Hamlin claimed the pole in Saturday's time trials at the 1.5-mile Joliet, Illinois, oval, beating Kyle Larson by 0.001 seconds, according to NASCAR Wire Service. The race is scheduled for 6 p.m. ET and marks the Cup Series' first points race at Chicagoland since 2019.

The timing helps explain why NASCAR jumped into Google Trends in the United States late Saturday. The sport is not simply adding another regular-season stop. It is returning to a traditional oval in the Chicago market after three years of street racing downtown, giving fans and teams a very different Independence Day weekend test.

NASCAR's weekend guide lists the eero 400 as a 267-lap, 400.5-mile race, with television and streaming coverage on TNT Sports, truTV and HBO Max, and radio coverage on MRN and SiriusXM NASCAR Radio. Chicagoland Speedway's event page also confirms the Sunday Cup race and the 5 p.m. Central start time.

Why the pole matters

Qualifying by one-thousandth of a second does not decide a 400-mile race, but it does shape the opening phase. Hamlin gets clean air at the start, first choice in pit selection and a chance to control the first restart. Larson, who missed the pole by almost nothing, starts beside him and gives the front row two drivers who can turn qualifying speed into long-run pressure.

Official starting-lineup reports list Chris Buescher, Brad Keselowski and Ty Gibbs behind the front row, putting a mix of veteran oval racers and younger contenders near the front. On a track that has been absent from the Cup schedule for seven years, that matters because teams are blending old Chicagoland notebooks with newer car behavior, current tire data and a race weekend schedule that leaves little room for overreaction.

Race strategy desk with an oval track diagram, timing charts and a headset
Chicagoland's return puts qualifying position, pit selection and long-run setup back at the center of the weekend.

What changes from the Chicago street race

The shift from downtown streets to Joliet changes the story. Street courses reward braking precision, track position and survival through tight corners. Chicagoland is a faster oval where clean air, tire falloff, lane choice and traffic management can matter over a longer rhythm. That makes the race less of a civic spectacle and more of a conventional stock-car test.
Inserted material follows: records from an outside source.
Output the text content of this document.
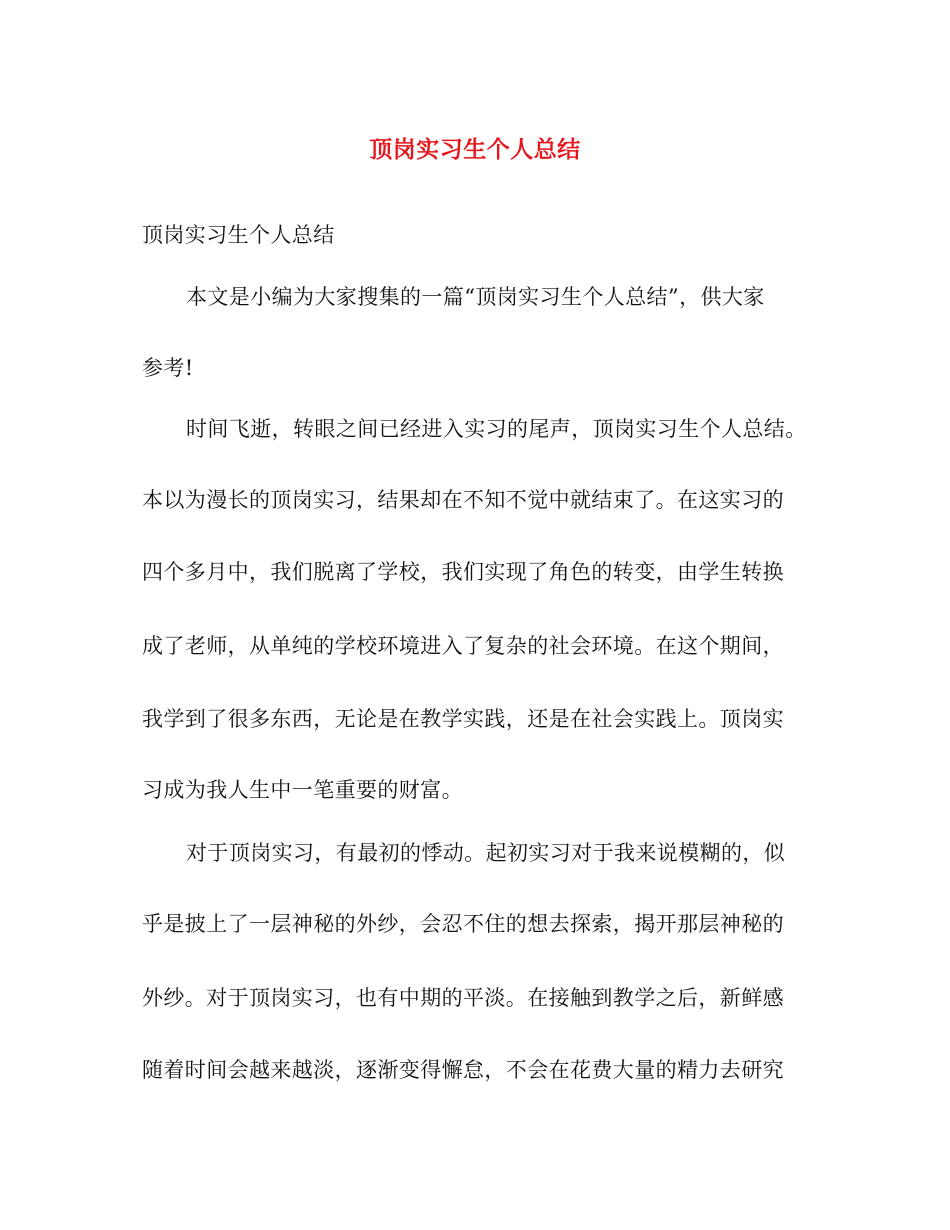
顶岗实习生个人总结
顶岗实习生个人总结
本文是小编为大家搜集的一篇“顶岗实习生个人总结”，供大家
参考!
时间飞逝，转眼之间已经进入实习的尾声，顶岗实习生个人总结。
本以为漫长的顶岗实习，结果却在不知不觉中就结束了。在这实习的
四个多月中，我们脱离了学校，我们实现了角色的转变，由学生转换
成了老师，从单纯的学校环境进入了复杂的社会环境。在这个期间，
我学到了很多东西，无论是在教学实践，还是在社会实践上。顶岗实
习成为我人生中一笔重要的财富。
对于顶岗实习，有最初的悸动。起初实习对于我来说模糊的，似
乎是披上了一层神秘的外纱，会忍不住的想去探索，揭开那层神秘的
外纱。对于顶岗实习，也有中期的平淡。在接触到教学之后，新鲜感
随着时间会越来越淡，逐渐变得懈怠，不会在花费大量的精力去研究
It also gives NASCAR a useful read on the Chicago market. The downtown street race gave the series visibility in the city center. Chicagoland gives it a chance to measure demand for a more familiar race-day product at a venue built for stock cars, tailgates, grandstand sightlines and a full weekend schedule.

For viewers, the practical takeaway is simple: the race is Sunday evening, Hamlin starts first, Larson starts second, and the return to Chicagoland is about more than nostalgia. It is a test of whether NASCAR's Chicago-area future should lean back toward the oval, keep experimenting with street racing, or make room for both kinds of events in different years.

The pole result gives Hamlin the first advantage, but the bigger question will be answered over 267 laps: whether a track missing from the Cup calendar since 2019 can still produce the kind of race that makes fans want Chicagoland back again.